Before the doctor recovered himself the man was well past, and disappearing in the throng. He hurried after, determined to overtake him, and to make a full and satisfying perusal of his face and figure. He found that difficult, however, because of the man’s singular style of progression. To maintain an even pace for himself, moreover, Lefevre had to walk very much in the roadway, the dangers of which, from passing cabs and omnibuses, forbade his fixing his attention on the man alone. Yet he was more and more piqued to look him in the face; for the longer he followed him the more he was struck with the oddity of his conduct. He had already noted how he hurried over the empty spaces of pavement and lingered sinuously in the thronged parts; he now remarked further that those who came into immediate contact with him (and they were mostly young people who were to be met with at that season of the night) glanced sharply at him, as if they had experienced some suspicious sensation, and seemed inclined to remonstrate, till they looked in his face.

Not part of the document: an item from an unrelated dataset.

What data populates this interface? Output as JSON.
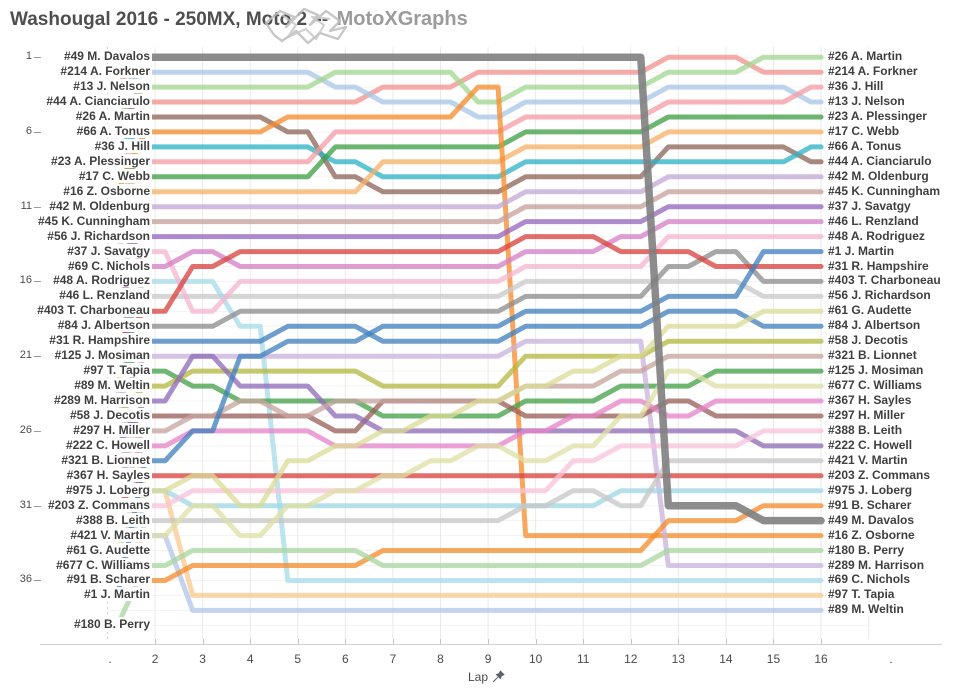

Lefevre could not arrive at a clear front view till, by Charing Cross Station, the man turned on the kerb to look after a handsome youth who crossed before him, and passed over the road. Then the doctor saw the face in the light of a street-lamp, and the sight sent the blood in a gush from his heart. It was a dark hairless face, terribly blanched and emaciated, as if by years of darkness and prison, with the impress of age and death, but yet with a wistful light in the eyes, and a firm sensuousness about the mouth that betrayed a considerable interest in life. He turned his eyes away an instant, to bring memory and association to bear. When he looked again the man was moving away. At once recognition rushed upon him like a wave of light. The terribly worn, ghastly features resolved themselves into a kind of death-mask of Julius! The wave recoiled and smote him again. Who could the man be, therefore, who was so like Julius, and yet was not Julius?—who could he be but Julius’s father,—that Hernando Courtney whom Dr Rippon believed he had seen the evening before?
Here was a coil to unravel! Julius’s father—the Spanish marquis that was—supposed to be dead, but yet wandering in singular fashion about the London streets, clearly not desiring, much less courting, opportunities of being recognised; Julius not caring to speak of his father, apparently ignoring his continued existence, and yet apparently knowing enough of his movements to avoid him when he came to London by suddenly removing “into the country” without leaving his address. What was the meaning of so much mystery? Crime? debt? political intrigue? or, what?